Workspace plugin is installed but not visible: confirm the workspace plugin/list result reports the exact configured ID as installed and enabled, then confirm app/list reports every owned app accessible for the same Codex account. OpenClaw can enable an accessible app for the thread even when the account inventory currently reports that app disabled. If you changed that state after the gateway cached app inventory, wait for the one-hour cache refresh or restart the gateway, then use /new or /reset. OpenClaw does not repair or authenticate workspace plugins. If the explicit workspace list request is rejected, each enabled workspace entry reports marketplace_missing; unrelated curated entries still proceed from the default list response.

For plugin_detail_unavailable, a pathless workspace summary must include remotePluginId; OpenClaw keeps owned apps hidden when that selector or the subsequent plugin/read result is unavailable. For plugin_activation_failed, curated plugins may report a marketplace, auth, or post-install refresh failure.
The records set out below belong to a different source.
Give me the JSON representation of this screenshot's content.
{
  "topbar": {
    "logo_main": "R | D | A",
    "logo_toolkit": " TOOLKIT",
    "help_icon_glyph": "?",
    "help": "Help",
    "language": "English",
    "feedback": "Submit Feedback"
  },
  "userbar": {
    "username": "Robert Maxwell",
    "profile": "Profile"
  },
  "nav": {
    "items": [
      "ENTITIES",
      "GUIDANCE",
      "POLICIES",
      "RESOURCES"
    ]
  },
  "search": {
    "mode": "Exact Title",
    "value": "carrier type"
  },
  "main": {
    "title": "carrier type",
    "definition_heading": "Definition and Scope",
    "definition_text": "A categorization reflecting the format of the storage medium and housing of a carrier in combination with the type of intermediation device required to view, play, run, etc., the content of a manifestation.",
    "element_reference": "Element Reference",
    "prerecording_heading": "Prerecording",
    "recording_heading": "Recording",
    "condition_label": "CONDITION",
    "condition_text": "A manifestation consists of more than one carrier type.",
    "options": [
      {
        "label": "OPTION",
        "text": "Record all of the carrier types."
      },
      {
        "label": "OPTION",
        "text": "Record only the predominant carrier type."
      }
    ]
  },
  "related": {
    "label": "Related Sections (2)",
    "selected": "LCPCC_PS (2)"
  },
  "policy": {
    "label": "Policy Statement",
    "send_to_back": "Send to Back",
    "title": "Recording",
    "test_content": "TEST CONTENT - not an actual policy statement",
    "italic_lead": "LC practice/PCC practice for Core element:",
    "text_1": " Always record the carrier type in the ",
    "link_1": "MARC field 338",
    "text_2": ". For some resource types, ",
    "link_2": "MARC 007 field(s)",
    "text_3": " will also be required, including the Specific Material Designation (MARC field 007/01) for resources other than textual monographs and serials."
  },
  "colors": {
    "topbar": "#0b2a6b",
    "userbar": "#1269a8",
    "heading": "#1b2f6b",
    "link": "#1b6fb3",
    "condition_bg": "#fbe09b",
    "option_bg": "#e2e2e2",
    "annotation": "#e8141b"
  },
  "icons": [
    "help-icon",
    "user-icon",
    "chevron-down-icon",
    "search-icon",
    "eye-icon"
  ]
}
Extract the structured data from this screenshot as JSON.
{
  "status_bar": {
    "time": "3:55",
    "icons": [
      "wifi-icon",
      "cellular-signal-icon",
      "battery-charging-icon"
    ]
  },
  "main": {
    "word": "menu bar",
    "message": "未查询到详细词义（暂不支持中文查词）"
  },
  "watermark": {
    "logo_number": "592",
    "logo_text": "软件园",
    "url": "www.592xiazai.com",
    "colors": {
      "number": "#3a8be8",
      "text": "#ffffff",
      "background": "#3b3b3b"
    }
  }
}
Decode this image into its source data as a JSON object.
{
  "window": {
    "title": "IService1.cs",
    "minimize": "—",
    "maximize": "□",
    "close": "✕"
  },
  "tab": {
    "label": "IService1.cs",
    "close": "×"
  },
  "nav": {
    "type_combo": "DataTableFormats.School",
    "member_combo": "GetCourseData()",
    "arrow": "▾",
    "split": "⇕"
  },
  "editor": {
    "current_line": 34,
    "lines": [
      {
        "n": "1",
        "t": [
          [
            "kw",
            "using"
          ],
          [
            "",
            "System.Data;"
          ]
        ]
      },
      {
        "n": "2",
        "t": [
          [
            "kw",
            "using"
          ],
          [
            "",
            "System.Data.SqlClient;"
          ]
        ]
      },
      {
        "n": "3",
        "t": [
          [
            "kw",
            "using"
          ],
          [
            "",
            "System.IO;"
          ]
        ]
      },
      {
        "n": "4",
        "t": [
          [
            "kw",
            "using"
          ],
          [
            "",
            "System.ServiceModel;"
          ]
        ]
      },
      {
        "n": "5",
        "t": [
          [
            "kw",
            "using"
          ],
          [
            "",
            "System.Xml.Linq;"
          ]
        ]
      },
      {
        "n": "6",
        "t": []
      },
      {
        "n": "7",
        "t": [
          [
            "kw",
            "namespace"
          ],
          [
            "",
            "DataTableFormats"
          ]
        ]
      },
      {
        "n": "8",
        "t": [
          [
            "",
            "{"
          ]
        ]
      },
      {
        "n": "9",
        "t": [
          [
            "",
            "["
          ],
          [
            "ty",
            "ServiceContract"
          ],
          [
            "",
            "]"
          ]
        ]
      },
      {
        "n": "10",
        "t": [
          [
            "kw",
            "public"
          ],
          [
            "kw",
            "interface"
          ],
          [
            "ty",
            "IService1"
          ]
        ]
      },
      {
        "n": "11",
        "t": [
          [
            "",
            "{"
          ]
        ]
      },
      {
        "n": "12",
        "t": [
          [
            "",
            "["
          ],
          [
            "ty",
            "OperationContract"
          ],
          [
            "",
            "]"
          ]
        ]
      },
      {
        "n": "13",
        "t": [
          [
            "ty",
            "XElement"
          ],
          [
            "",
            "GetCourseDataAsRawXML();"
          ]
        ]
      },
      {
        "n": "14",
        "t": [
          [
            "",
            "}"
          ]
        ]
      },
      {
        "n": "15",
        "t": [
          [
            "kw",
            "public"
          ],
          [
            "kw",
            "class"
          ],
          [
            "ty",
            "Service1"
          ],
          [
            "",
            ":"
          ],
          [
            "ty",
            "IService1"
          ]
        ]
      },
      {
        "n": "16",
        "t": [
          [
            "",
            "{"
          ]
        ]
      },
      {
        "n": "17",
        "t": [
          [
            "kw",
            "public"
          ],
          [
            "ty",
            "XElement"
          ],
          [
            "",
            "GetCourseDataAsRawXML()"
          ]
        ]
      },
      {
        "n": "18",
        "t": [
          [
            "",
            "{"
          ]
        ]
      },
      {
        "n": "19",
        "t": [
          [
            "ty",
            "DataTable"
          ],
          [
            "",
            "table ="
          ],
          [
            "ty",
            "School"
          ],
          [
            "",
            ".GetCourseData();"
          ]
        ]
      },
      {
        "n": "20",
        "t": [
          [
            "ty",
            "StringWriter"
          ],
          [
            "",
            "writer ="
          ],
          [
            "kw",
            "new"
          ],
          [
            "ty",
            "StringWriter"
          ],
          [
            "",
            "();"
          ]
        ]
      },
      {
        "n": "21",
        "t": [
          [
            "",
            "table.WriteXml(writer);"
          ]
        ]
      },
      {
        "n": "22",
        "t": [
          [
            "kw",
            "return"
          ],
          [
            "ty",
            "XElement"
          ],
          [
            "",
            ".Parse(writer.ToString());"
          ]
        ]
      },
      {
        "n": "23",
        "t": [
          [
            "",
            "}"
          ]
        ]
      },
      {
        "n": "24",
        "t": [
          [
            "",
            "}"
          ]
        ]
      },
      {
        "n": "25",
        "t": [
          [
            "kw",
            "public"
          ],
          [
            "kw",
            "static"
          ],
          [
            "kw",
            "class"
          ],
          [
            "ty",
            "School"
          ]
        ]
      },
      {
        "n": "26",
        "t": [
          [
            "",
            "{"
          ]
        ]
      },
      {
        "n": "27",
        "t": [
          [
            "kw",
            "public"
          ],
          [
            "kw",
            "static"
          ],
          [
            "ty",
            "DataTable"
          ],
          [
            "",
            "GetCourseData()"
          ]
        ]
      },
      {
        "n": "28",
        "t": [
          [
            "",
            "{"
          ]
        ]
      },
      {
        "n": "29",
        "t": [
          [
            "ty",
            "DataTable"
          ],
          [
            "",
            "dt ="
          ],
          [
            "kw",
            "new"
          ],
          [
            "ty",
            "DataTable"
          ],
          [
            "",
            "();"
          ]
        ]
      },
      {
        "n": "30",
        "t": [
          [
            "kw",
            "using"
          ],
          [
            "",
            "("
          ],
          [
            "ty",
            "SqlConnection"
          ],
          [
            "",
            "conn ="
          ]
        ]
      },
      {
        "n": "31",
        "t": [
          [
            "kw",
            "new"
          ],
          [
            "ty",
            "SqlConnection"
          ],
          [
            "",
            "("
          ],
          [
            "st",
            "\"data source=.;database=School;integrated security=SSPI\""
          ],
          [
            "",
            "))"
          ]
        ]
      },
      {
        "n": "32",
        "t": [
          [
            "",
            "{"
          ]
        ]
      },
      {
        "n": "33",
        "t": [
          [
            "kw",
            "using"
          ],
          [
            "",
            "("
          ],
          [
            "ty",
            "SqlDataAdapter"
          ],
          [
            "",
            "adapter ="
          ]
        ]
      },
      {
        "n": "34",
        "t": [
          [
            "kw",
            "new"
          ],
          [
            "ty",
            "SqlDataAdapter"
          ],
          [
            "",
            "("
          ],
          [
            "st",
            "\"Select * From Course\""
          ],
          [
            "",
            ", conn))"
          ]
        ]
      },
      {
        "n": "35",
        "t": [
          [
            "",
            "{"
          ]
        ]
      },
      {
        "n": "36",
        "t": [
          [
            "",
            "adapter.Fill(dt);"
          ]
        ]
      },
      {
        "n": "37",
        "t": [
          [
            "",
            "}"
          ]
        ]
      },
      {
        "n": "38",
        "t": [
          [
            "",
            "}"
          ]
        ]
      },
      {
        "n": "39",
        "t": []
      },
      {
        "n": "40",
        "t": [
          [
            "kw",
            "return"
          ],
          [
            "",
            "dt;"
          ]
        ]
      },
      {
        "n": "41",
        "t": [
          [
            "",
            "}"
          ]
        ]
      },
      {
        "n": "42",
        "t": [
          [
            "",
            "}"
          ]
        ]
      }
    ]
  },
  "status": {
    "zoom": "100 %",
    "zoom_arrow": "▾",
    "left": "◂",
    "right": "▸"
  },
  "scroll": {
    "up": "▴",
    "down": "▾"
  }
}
A workspace plugin reports this code when it is not already active; install, enable, and authenticate it outside OpenClaw.

Config changed but the agent cannot see the plugin: run /codex plugins list to confirm the configured state, then /new or /reset. Existing Codex thread bindings keep the app config they started with until OpenClaw establishes a new harness session or replaces a stale binding.

Destructive action is declined: check the global and per-plugin allow_destructive_actions values. Even with true, "auto", or "ask", unsafe elicitation schemas and ambiguous plugin identity still fail closed.